6. Generalization, Limitations, and Methodological Challenges

Despite substantial progress, OC20-centered ML potentials face explicit limitations:

• Generalization Deficits: Notable underperformance exists for nonmetal surfaces, large/bidentate or polyoxygenated adsorbates, and chemistries absent from OC20 training data; error increases by 30–50% in such regimes (Kolluru et al., 2022).
• Data Efficiency and Uncertainty: Model improvement with increased data is sublinear (MAE scaling exponent α~0.1–0.2 for OC20 tasks), so order-of-magnitude increases in dataset size only marginally impact chemical accuracy.
• Energy Conservation: Energy-conserving forces are preferable for physical consistency and MD, but direct-force architectures tend to outperform in joint ML-optimization workflows on OC20 (Kolluru et al., 2022).
• Off-Equilibrium Sampling: Augmentation with physically relevant MD trajectories enhances force/structure prediction; random "rattling" is less effective.
• Extrapolation Risks: ML potentials are only reliable near training-set PES minima; excursions into unknown strain or chemistry regimes may yield unphysical predictions, necessitating continued DFT validation (Schaarschmidt et al., 2022).
• Benchmark Limitations: OC20 DFT minima are not guaranteed global minima; benchmarking on single-point DFT energies of ML-relaxed structures remains necessary.

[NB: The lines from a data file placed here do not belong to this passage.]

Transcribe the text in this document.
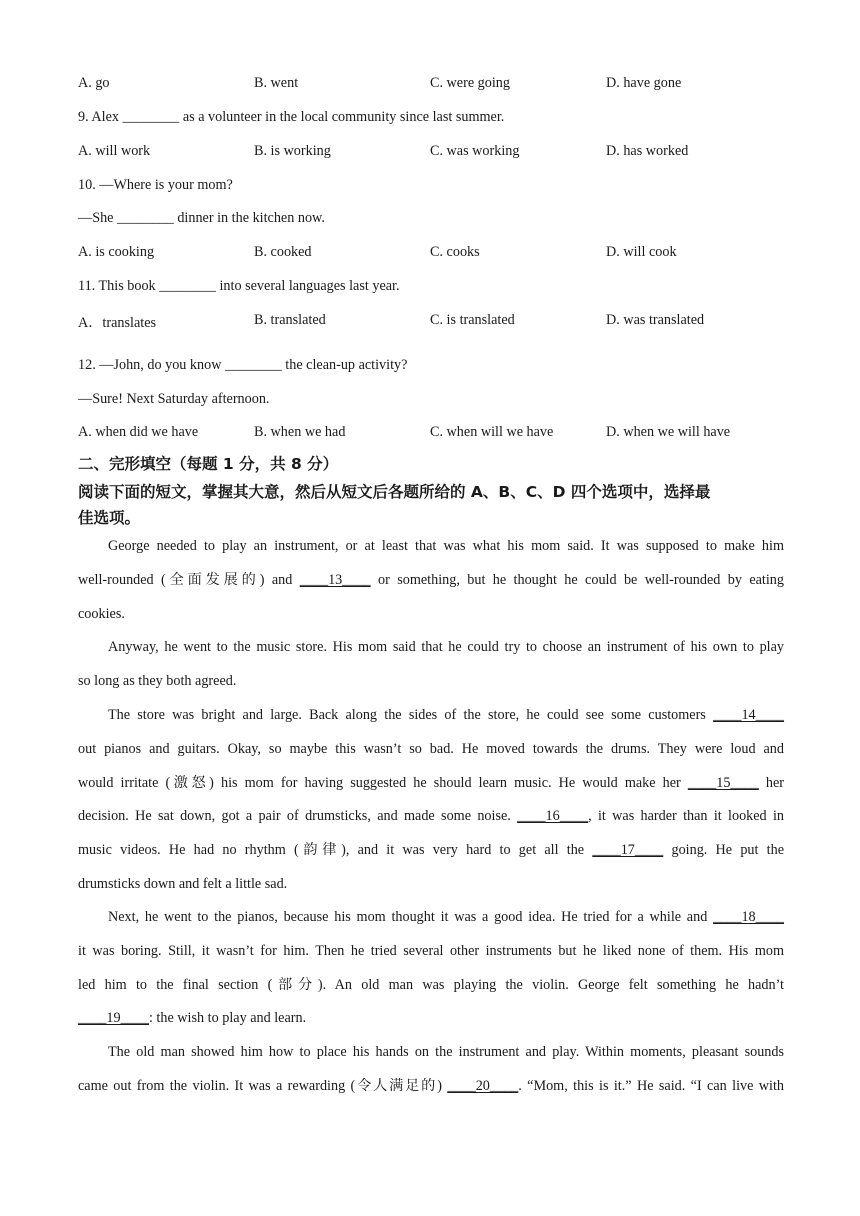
A. go	B. went	C. were going	D. have gone
9. Alex ________ as a volunteer in the local community since last summer.
A. will work	B. is working	C. was working	D. has worked
10. —Where is your mom?
—She ________ dinner in the kitchen now.
A. is cooking	B. cooked	C. cooks	D. will cook
11. This book ________ into several languages last year.
A．translates	B. translated	C. is translated	D. was translated
12. —John, do you know ________ the clean-up activity?
—Sure! Next Saturday afternoon.
A. when did we have	B. when we had	C. when will we have	D. when we will have
二、完形填空（每题 1 分，共 8 分）
阅读下面的短文，掌握其大意，然后从短文后各题所给的 A、B、C、D 四个选项中，选择最
佳选项。
George needed to play an instrument, or at least that was what his mom said. It was supposed to make him
well-rounded (全面发展的) and ____13____ or something, but he thought he could be well-rounded by eating
cookies.
Anyway, he went to the music store. His mom said that he could try to choose an instrument of his own to play
so long as they both agreed.
The store was bright and large. Back along the sides of the store, he could see some customers ____14____
out pianos and guitars. Okay, so maybe this wasn’t so bad. He moved towards the drums. They were loud and
would irritate (激怒) his mom for having suggested he should learn music. He would make her ____15____ her
decision. He sat down, got a pair of drumsticks, and made some noise. ____16____, it was harder than it looked in
music videos. He had no rhythm (韵律), and it was very hard to get all the ____17____ going. He put the
drumsticks down and felt a little sad.
Next, he went to the pianos, because his mom thought it was a good idea. He tried for a while and ____18____
it was boring. Still, it wasn’t for him. Then he tried several other instruments but he liked none of them. His mom
led him to the final section (部分). An old man was playing the violin. George felt something he hadn’t
____19____: the wish to play and learn.
The old man showed him how to place his hands on the instrument and play. Within moments, pleasant sounds
came out from the violin. It was a rewarding (令人满足的) ____20____. “Mom, this is it.” He said. “I can live with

7. Impact, Extensions, and Future Directions

The OC20 initiative has had a transformative impact on computational catalysis, providing the canonical dataset and computational protocols for ML-driven catalyst modeling:

• Community Challenge Infrastructure: A central leaderboard (http://open-catalyst.org), open-source code, and extensive documentation have established a reproducible and extensible platform for global research.
• Downstream Applications: OC20-trained GNNs form the backbone of workflows for massive ML-accelerated DFT screening campaigns, rapid ground-state structure search, and microkinetic network generation. These models also provide off-the-shelf surrogates for transition-state search and thermochemistry via ML-generated Hessians (Wander et al., 2 Oct 2024).
• Expansion: OC20 methodologies and concepts directly motivated subsequent datasets—OC22 (oxides, spin-polarization, total energy tasks), OC25 (explicit solid–liquid interface, solvation/ion effects), and experimental integration/validation challenges (Tran et al., 2022, Sahoo et al., 22 Sep 2025, Abed et al., 18 Nov 2024).
• Ongoing Research: Active learning, uncertainty quantification, hybrid ML–DFT schemes, and incorporation of electronic and environmental features (e.g., charge densities, solvation, electric fields) remain open problems. The move toward data fusion, transfer learning, and integration with experimental benchmarks is ongoing.

OC20, as both dataset and ecosystem, serves as the foundational platform for data-driven catalyst discovery, benchmarking, and methodological innovation in computational materials science (Chanussot et al., 2020, Kolluru et al., 2022, Schaarschmidt et al., 2022).